No doubt it was Angeline and it was no surprise to realize she had the voice of an angel. She sang softly, sweetly, a melody he didn’t recognize. Sam pressed his head against the door and let her voice wash over him. The notes were like soothing swipes against his aches and pains.

Her voice trailed off and then she was murmuring softly. Sam stepped back just as the door opened. She didn’t appear to be startled, as if she’d known he was out there listening. After closing the door behind her, she gazed at him, apparently cataloging his injuries.

“Let’s go downstairs and get you cleaned up.” Just like that, she’d taken control of the situation.

Sam followed her, too tired and wrung out to do anything but as she bade. By the time he got to the kitchen, he realized she had buckets already heating on the stove, and she’d dragged in the tub from the back porch.

He was astonished and so grateful tears pricked his eyes. “Angel, did you do all this?”

She stuck her finger into each of the three buckets on the stove. “Did you think I grew up with servants? I know how to work and I’m strong. There’s not much I can’t do in a
kitchen, or in a house for that matter.” She pointed to one of the kitchen chairs. “Now sit.”

Sam sat and watched her as she gathered a few things, then pulled the chair up and sat down, facing him.

“Let’s get those cuts clean first.” She dipped a rag into a bowl of hot water and reached for him.

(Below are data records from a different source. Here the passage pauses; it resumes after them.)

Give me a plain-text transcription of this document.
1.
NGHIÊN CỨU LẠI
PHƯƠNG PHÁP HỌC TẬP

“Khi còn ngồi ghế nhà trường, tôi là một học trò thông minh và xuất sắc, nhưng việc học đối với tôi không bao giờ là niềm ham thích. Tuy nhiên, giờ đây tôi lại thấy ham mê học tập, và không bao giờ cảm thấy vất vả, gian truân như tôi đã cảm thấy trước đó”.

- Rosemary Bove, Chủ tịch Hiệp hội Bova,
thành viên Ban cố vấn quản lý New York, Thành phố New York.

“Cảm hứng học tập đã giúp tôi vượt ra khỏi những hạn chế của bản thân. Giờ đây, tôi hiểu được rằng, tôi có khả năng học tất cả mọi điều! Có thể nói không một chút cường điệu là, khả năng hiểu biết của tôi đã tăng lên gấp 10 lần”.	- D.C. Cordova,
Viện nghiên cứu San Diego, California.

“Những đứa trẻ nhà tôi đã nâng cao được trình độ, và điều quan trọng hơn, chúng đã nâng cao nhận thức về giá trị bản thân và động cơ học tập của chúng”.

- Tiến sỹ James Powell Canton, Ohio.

Sam closed his eyes and let her wash away the blood and dirt. Her touch was gentle, soothing, a balm to his battered body and soul. It had been a day filled with too much to take in all at once. He needed time to heal and Angeline seemed to sense that—part of their connection which grew even stronger with each passing moment.

“How is Jonathan?” she asked as she wrung out the rag in the water.

“Sleeping, but fine as far as I can tell. Henry is going to keep an eye on him, let me know when he wakes up so we can sort all of this business out.” Sam opened his eyes and met her worried blue gaze. “I didn’t want to fight him, Angel.”

She nodded. “I know you didn’t. He’s not the boy I knew. I’m not sure what happened, what made him act the way he did.”

Sam looked at her. “Honey, he’s in love with you, desperately, hopelessly in love with you. A man who loses the woman he loves so deeply will do anything he can to get her back.”

The idea seemed to shock her. “This whole thing is my fault?”

“No, no, that’s not what I meant.” Sam reached out and cupped her chin. “You inspire men to love you just by being you. Their stupidity is their own, not yours. That kid knew what he was doing, what he was up against when he came back to Forestville. He knew who I was, knew what you meant to me.”

Instead of denying it, she nodded again. “He was here earlier this week and saw us together. I explained to him that I was never going back to Tolson, to the church, and especially to Josiah. He seemed to accept that and left. I never expected him to come back.” She squeezed the rag so hard, water began dripping on her dress. “I never wanted either one of you to be hurt.”

Sam took the rag from her and set it back in the bowl, then kissed her forehead, nose, and lips. “I know you didn’t, so stop blaming yourself for our fight. There is no good explanation as to why men fight each other. I guess deep inside we’re animals in the forest fighting for what we want.”

“You are not an animal.”

He couldn’t possibly explain to her the things he’d done as a soldier, as a man. Some of them she would never believe, even if he told her. Men did what they had to in order to survive, no matter how horrific or unnatural it might seem. An-geline had obviously accepted the fact there was nothing she could have done to stop the fight between him and Jonathan.